Ten years after Occupy, and despite the anti-electoral stance of many original Strike Debt founders, the Debt Collective’s influence in Washington is undeniable. The once marginal vision of a student debt jubilee and free public education has grown in visibility and moved to the edge of the possible. “I was feeding into a broken system which actively penalizes people like me. So, I refuse to pay it,” Umme Hoque, Debt Collective’s organizing director, announced in January, as she and ninety-nine other members went on the second organized mass debt strike since Corinthian, pushing Biden to use the executive authority granted to him to erase all student debt within his first 100 days in office. In a coordinated week of action, branches held rallies across the country. In New York, passersby were encouraged to burn metaphorical debt by setting pieces of paper on fire in front of Senator Chuck Schumer’s home; in Philly, an oversized inflatable ball and chain was erected in front of Centre Square. In reality, debt “strikes” are happening everyday: one out of every ten Americans have defaulted on student loans. But when inability to pay is organized into collective action, when those who must default recognize their insolvency as a shared and common reality, failure to pay becomes refusal to pay.
Though he campaigned promising a degree of student loan cancellation, Biden remains firmly resistant to full relief. Yet there have been real wins: billions of dollars of fraudulent debt erased through DTR, a four-month extension on the debt moratorium, and a viable updated version of Bernie Sanders’ College for All Act, which includes canceling all $1.6 trillion in student debt on top of free tuition for public two- and four-year colleges, paid for by a tax on Wall Street. The Debt Collective is growing its movement, too, building coalitions with graduate workers’ unions to discuss other facets of the higher education crisis and assembling committees focused on all the ways that debt and financial instruments like bonds turn spaces of learning into Wall Street profit centers.
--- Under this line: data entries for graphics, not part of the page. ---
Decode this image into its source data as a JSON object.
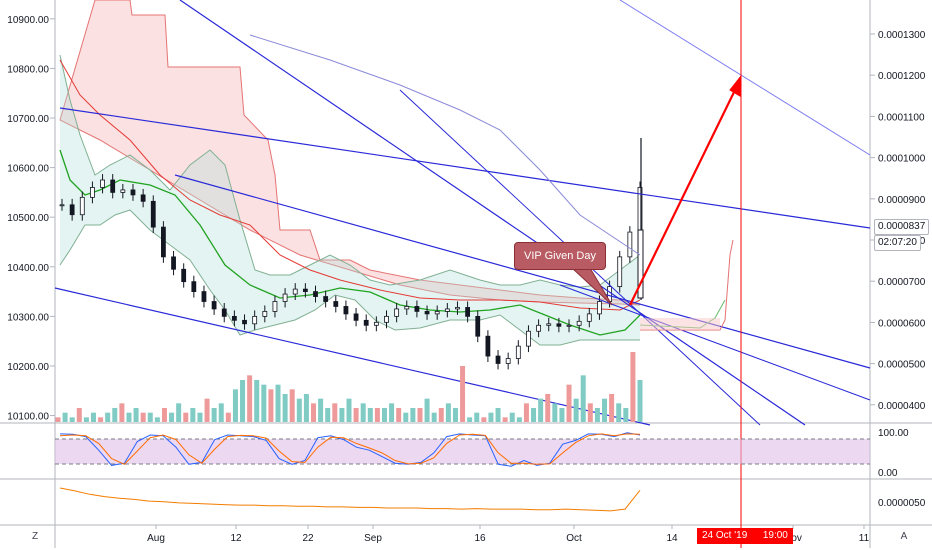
{
  "chart_data": [
    {
      "type": "candlestick",
      "panel": "main",
      "y_ticks_left": [
        "10900.00",
        "10800.00",
        "10700.00",
        "10600.00",
        "10500.00",
        "10400.00",
        "10300.00",
        "10200.00",
        "10100.00"
      ],
      "y_ticks_right": [
        "0.0001300",
        "0.0001200",
        "0.0001100",
        "0.0001000",
        "0.0000900",
        "0.0000800",
        "0.0000700",
        "0.0000600",
        "0.0000500",
        "0.0000400"
      ],
      "ylim": [
        10087,
        10938
      ],
      "current_price": "0.0000837",
      "countdown": "02:07:20",
      "x_ticks": [
        "Aug",
        "12",
        "22",
        "Sep",
        "16",
        "Oct",
        "14",
        "Nov",
        "11"
      ],
      "annotation": "VIP Given Day",
      "target_date": "24 Oct '19",
      "target_time": "19:00",
      "close_series": [
        10525,
        10505,
        10540,
        10560,
        10575,
        10550,
        10555,
        10545,
        10532,
        10480,
        10420,
        10395,
        10370,
        10350,
        10330,
        10315,
        10300,
        10292,
        10285,
        10300,
        10310,
        10330,
        10345,
        10355,
        10350,
        10340,
        10330,
        10320,
        10305,
        10292,
        10282,
        10288,
        10300,
        10315,
        10320,
        10310,
        10305,
        10310,
        10315,
        10318,
        10300,
        10260,
        10220,
        10205,
        10215,
        10240,
        10270,
        10282,
        10285,
        10280,
        10282,
        10290,
        10305,
        10330,
        10360,
        10420,
        10470,
        10560
      ],
      "colors": {
        "up": "#26a69a",
        "down": "#ef5350",
        "lines": "#2929d9",
        "arrow": "#ff0000"
      }
    },
    {
      "type": "bar",
      "panel": "volume",
      "values": [
        1,
        2,
        1,
        3,
        1,
        2,
        1,
        2,
        3,
        4,
        2,
        3,
        2,
        2,
        1,
        3,
        2,
        4,
        2,
        3,
        2,
        5,
        3,
        4,
        2,
        7,
        9,
        10,
        9,
        8,
        7,
        8,
        6,
        7,
        5,
        6,
        4,
        5,
        3,
        4,
        3,
        5,
        3,
        4,
        3,
        3,
        3,
        4,
        3,
        2,
        3,
        3,
        5,
        2,
        3,
        4,
        3,
        12,
        1,
        2,
        1,
        2,
        3,
        1,
        2,
        1,
        4,
        3,
        5,
        6,
        4,
        3,
        8,
        5,
        10,
        4,
        3,
        5,
        6,
        4,
        3,
        15,
        9
      ]
    },
    {
      "type": "line",
      "panel": "stochastic_rsi",
      "y_ticks": [
        "100.00",
        "0.00"
      ],
      "series": [
        {
          "values": [
            95,
            94,
            88,
            52,
            12,
            18,
            75,
            92,
            90,
            60,
            15,
            20,
            80,
            92,
            90,
            88,
            78,
            30,
            15,
            25,
            85,
            90,
            80,
            60,
            52,
            35,
            18,
            15,
            20,
            45,
            88,
            95,
            92,
            90,
            15,
            10,
            25,
            12,
            18,
            68,
            78,
            95,
            94,
            88,
            98,
            92
          ]
        },
        {
          "values": [
            90,
            92,
            90,
            70,
            30,
            15,
            50,
            85,
            92,
            80,
            40,
            18,
            55,
            88,
            91,
            90,
            84,
            50,
            22,
            20,
            60,
            86,
            85,
            70,
            58,
            45,
            25,
            16,
            18,
            32,
            70,
            92,
            94,
            91,
            45,
            18,
            18,
            15,
            16,
            45,
            72,
            90,
            95,
            90,
            95,
            94
          ]
        }
      ],
      "colors": {
        "k": "#2962ff",
        "d": "#ff6d00",
        "band": "#e1bee7"
      }
    },
    {
      "type": "line",
      "panel": "indicator",
      "y_ticks": [
        "0.0000050"
      ],
      "series": [
        {
          "values": [
            6.3,
            5.8,
            5.2,
            4.8,
            4.5,
            4.3,
            4.0,
            3.9,
            3.7,
            3.6,
            3.5,
            3.4,
            3.3,
            3.3,
            3.2,
            3.2,
            3.1,
            3.1,
            3.0,
            3.0,
            2.9,
            2.9,
            2.8,
            2.8,
            2.8,
            2.7,
            2.7,
            2.6,
            2.7,
            2.6,
            2.6,
            2.6,
            2.5,
            2.5,
            2.6,
            2.5,
            2.4,
            2.3,
            2.6,
            5.9
          ]
        }
      ],
      "colors": {
        "line": "#f57c00"
      }
    }
  ],
  "toolbar": {
    "left_corner": "Z",
    "right_corner": "A"
  }
}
I joined the Debt Collective in 2019, but I have lived under debt for nearly my whole life. As a first-generation college student from an immigrant, single-parent-income household, I was exposed to class politics and economic inequality early on. But my parents and I bought the idea that if I worked hard and got a foot in the door with the elites—attended their universities, mimicked their lifestyles—class lines would be blurred. It soon became clear that my ticket out of the working class would be impossible to redeem when the economic system is set up to trap people like myself. I experienced class as a limiting factor on my freedom of choice: what I did with my time became inextricably tied to and in service of my debt.
During my new member orientation with the Debt Collective, I went into a breakout room where all the attendees’ cameras were off. Debt is a shameful thing. It forms the backdrop to your life and your commitments. To know and speak about it with others is to recognize its deplorable nature, instead of your own. In the Debt Collective, we were bound not only by debt, but by our commitments to each other and to building a better world—turning a source of exploitation into power, and bonds of oppression into bonds of solidarity.
I still think the ubiquity of debt remains a powerful potential force in our politics, even if it hasn’t really coalesced yet. The biggest problem is the shame people have over it. Talking about our debt is the first step toward acting collectively to eliminate systems that place us here.